The proceedings had been delayed pending the completion of parallel criminal proceedings against Du, which ended when he withdrew an application seeking to appeal his convictions and sentence for insider dealing in the Court of Final Appeal.
On nine occasions between February 15 and April 30, 2007, Du had bought a total of 26.7 million shares of Citic Resources at a cost of HK$86 million.
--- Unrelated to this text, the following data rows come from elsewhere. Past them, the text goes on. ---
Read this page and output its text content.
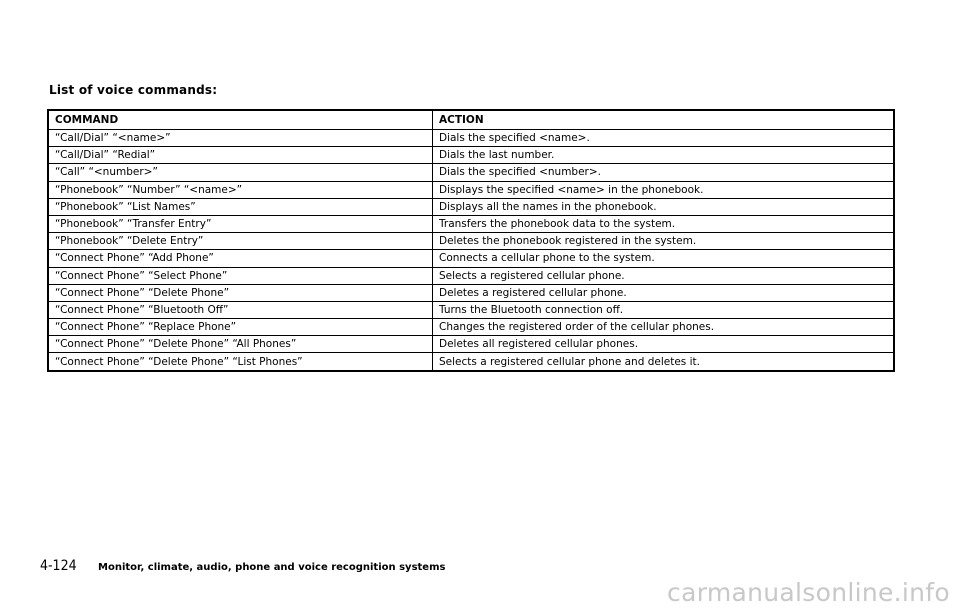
List of voice commands:
COMMAND	ACTION
“Call/Dial” “<name>”	Dials the specified <name>.
“Call/Dial” “Redial”	Dials the last number.
“Call” “<number>”	Dials the specified <number>.
“Phonebook” “Number” “<name>”	Displays the specified <name> in the phonebook.
“Phonebook” “List Names”	Displays all the names in the phonebook.
“Phonebook” “Transfer Entry”	Transfers the phonebook data to the system.
“Phonebook” “Delete Entry”	Deletes the phonebook registered in the system.
“Connect Phone” “Add Phone”	Connects a cellular phone to the system.
“Connect Phone” “Select Phone”	Selects a registered cellular phone.
“Connect Phone” “Delete Phone”	Deletes a registered cellular phone.
“Connect Phone” “Bluetooth Off”	Turns the Bluetooth connection off.
“Connect Phone” “Replace Phone”	Changes the registered order of the cellular phones.
“Connect Phone” “Delete Phone” “All Phones”	Deletes all registered cellular phones.
“Connect Phone” “Delete Phone” “List Phones”	Selects a registered cellular phone and deletes it.
4-124 Monitor, climate, audio, phone and voice recognition systems
carmanualsonline.info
At that time he was part of the Morgan Stanley team involved in advising Citic Resources and possessed information not known to the market.
The SFC’s executive director of enforcement, Mark Steward, says: “The effect of today’s orders will be to restore investors who transacted with Du to their pre-transaction positions, resolving issues first raised by the SFC in July 2007.
“The 297 investors had no means to detect they were dealing with Du, who was engaged in illegal insider dealing,” he adds. “If they had known, they would not have sold their shares to him and certainly not at the same price.
Under the restoration orders made by the court yesterday, the SFC will notify Citic Resources, Morgan Stanley Asia and all 297 investors of the orders. Unless there is any valid objection, Du will be required to pay the investors a total of HK$23,964,440.
The payment represents the difference between the actual price at which the affected investors sold the Citic Resources shares to Du and the price at which the investors could have sold the shares had the price-sensitive information concerning Citic Resources been made known to the market at the time (as assessed by expert evidence).
Du will also pay the SFC’s legal costs and the fees of the court appointed administrators.
He had been jailed on September 18, 2009 for seven years and fined HK$23,324,117 after being convicted on 10 counts of insider dealing following a trial in the District Court. Du originally appealed both his convictions and the sentence to the Court of Appeal.
On September 20, 2012, the Court of Appeal had upheld all insider dealing convictions against Du, but reduced his term of imprisonment from seven years to six and lowered the fine to HK$1.69 million.
In reducing the fine, the Court of Appeal had held that the effect of the fine was to deprive Du’s trading counterparties of the amounts which might be available to them in the proceedings under section 213 of the SFO and thus to defeat the “laudable objectives” of those proceedings.